Amid the ongoing plethora of superhero tales told on TV and in film, Jupiter’s Legacy, based on Mark Millar’s comic book series of the same name, strives to subvert the norms of the genre and place just as much emphasis on family dynamics as on the characters’ special abilities.
Andrew plays young hero Brandon, otherwise known as The Paragon, whose parents, The Utopian (Josh) and Lady Liberty (Leslie Bibb) are two of the most powerful superheroes on Earth, having gained their abilities many years ago in the 1930s.
Being cast in Jupiter’s Legacy was a ‘daunting’ prospect for the British actor, he told Metro.co.uk, as it was the biggest production he had ever been a part of and – as he described himself – he was not ‘credit-full’ when he was offered the role.
Fortunately, the rest of the cast helped to put him at ease, including Love, Simon star Josh, whose character Sheldon Sampson has an extremely fractured and complicated relationship with his son.
‘I remember doing a scene with Josh. It was one of the earliest scenes I was working on – it was the one in the field in episode two, where I’m throwing rocks at cans on the fence,’ Andrew recollected.
‘Afterwards, he was like, “You’re doing an absolutely great job man. Keep it up.” And that just stuck with me. He didn’t need to say that.’
Andrew was one of two Brits in the main cast, starring in the show alongside The Crown’s Ben Daniels, who plays Walter Sampson, the brother of The Utopian also known as Brainwave.
Describing his fellow cast members as ‘crazy supportive’, Andrew said: ‘You have no idea what these people are going to be like before you work with them. Everyone was just fantastic and looked after me, which was what I needed because it was far from home.’
Prior to Jupiter’s Legacy, Andrew had been auditioning for roles on a similar scale, stating that he ‘got quite close’ to being cast as Hughie on Amazon Prime Video superhero series The Boys, with the part eventually going to Jack Quaid.
Saying that playing Hughie ‘would have been a stark difference to Brandon’, Andrew added that when he sent off his audition tape for Jupiter’s Legacy while away in Vietnam, he found out he’d been given the part just a week later.
The Brandon that we meet in the Netflix series is not the same as the one depicted in the comic books, as the TV adaptation introduces him to audiences approximately six months earlier than in the original source material.
Initially, Andrew said that he ‘wanted to go straight in and be like this Brandon from the comics’. However, in retrospect, he’s glad he had the chance some earlier character development was written into the show.
‘After having played with it and after having watched it back, you realise how smart and how intentional a move it was, just in terms of giving the character more depth,’ he explained.

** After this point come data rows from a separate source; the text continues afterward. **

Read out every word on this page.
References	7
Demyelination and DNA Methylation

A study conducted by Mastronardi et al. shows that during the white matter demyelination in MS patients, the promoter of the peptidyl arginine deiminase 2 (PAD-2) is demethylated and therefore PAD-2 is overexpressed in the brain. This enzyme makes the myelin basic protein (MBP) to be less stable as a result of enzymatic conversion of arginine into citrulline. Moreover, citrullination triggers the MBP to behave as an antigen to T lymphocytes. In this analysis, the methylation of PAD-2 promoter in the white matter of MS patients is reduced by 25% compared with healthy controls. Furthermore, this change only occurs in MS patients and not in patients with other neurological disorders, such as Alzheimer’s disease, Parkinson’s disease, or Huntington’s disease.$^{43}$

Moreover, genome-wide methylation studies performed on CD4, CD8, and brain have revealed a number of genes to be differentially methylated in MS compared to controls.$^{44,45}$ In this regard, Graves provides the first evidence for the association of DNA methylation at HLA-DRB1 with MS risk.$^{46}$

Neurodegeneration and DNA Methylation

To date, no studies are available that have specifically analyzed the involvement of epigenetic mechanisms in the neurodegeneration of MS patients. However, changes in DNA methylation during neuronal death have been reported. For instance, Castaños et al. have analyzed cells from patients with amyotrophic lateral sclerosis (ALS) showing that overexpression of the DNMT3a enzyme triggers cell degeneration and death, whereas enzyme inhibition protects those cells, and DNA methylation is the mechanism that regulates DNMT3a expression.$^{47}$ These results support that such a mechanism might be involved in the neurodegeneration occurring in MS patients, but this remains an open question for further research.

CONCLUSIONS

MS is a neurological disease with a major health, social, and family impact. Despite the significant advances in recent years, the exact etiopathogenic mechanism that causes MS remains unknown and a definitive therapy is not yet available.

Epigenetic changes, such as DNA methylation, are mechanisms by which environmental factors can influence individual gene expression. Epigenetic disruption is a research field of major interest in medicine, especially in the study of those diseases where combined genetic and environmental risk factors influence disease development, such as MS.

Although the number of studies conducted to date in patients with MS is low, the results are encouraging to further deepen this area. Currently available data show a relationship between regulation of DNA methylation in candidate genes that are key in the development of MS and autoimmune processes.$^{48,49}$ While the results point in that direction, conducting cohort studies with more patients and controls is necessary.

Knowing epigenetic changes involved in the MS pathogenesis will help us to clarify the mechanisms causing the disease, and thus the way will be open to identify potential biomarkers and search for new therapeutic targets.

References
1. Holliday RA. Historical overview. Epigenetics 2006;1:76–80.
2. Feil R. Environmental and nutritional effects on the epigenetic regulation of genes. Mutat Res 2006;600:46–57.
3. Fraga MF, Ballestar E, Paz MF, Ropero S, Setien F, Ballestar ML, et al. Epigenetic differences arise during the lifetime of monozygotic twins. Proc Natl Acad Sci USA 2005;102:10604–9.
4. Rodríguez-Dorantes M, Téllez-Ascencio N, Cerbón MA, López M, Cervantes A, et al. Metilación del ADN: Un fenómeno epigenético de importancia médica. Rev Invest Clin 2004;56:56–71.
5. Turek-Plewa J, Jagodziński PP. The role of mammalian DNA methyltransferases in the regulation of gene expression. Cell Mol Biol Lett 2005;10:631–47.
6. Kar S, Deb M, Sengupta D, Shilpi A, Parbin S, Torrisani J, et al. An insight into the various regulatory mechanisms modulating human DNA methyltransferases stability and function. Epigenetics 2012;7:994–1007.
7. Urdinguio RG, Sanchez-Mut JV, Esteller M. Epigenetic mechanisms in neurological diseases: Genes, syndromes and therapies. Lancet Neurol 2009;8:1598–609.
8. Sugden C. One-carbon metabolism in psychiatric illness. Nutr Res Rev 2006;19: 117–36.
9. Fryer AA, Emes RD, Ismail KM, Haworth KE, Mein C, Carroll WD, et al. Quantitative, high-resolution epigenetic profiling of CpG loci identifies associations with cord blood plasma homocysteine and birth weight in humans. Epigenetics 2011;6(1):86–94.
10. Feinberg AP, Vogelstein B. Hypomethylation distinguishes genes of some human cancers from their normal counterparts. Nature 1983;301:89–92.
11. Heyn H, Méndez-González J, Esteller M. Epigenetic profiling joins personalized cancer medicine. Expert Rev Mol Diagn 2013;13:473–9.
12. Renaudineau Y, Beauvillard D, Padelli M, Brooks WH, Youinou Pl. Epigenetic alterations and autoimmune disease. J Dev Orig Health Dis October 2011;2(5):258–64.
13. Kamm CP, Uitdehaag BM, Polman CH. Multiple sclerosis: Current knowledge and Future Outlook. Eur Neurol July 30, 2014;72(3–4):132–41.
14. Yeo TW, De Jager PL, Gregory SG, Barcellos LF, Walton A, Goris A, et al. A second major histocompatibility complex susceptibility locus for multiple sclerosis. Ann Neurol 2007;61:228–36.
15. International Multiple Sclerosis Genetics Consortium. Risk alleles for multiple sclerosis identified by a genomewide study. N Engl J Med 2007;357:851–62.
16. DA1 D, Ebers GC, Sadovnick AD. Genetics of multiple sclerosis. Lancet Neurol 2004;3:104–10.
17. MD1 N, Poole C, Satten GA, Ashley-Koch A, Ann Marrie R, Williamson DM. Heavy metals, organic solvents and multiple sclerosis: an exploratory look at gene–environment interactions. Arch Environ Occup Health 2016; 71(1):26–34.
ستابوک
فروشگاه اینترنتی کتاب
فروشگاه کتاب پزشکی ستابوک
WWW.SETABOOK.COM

‘I think if I had come in as Brandon is in the comics, who is quite petulant and disillusioned already with his father, then there’s only so far you can go with that before the story needs to properly progress, as it does within the comics.’
Recalling his fond memories on set with the cast, some of his favourite of which included dishing out ‘smack talk’ in the gym and filming his very first scene for a Sampson family dinner, Andrew stated that in his opinion, Jupiter’s Legacy is on the same level as the superhero content released by ‘massive studios’.
‘I think what we have created is on a par to that stuff in terms of digital effects, in terms of production value. I see it all there, and I’m so proud of everyone involved in the show,’ he said.
‘But I think what really stands apart for us is the way it focuses on the family relationships and the human relationships, almost more than it does on the action, it being almost more of a drama than it is a superhero show.
‘That relevance to real life I think is very exciting.’
Jupiter’s Legacy is available to watch on Netflix.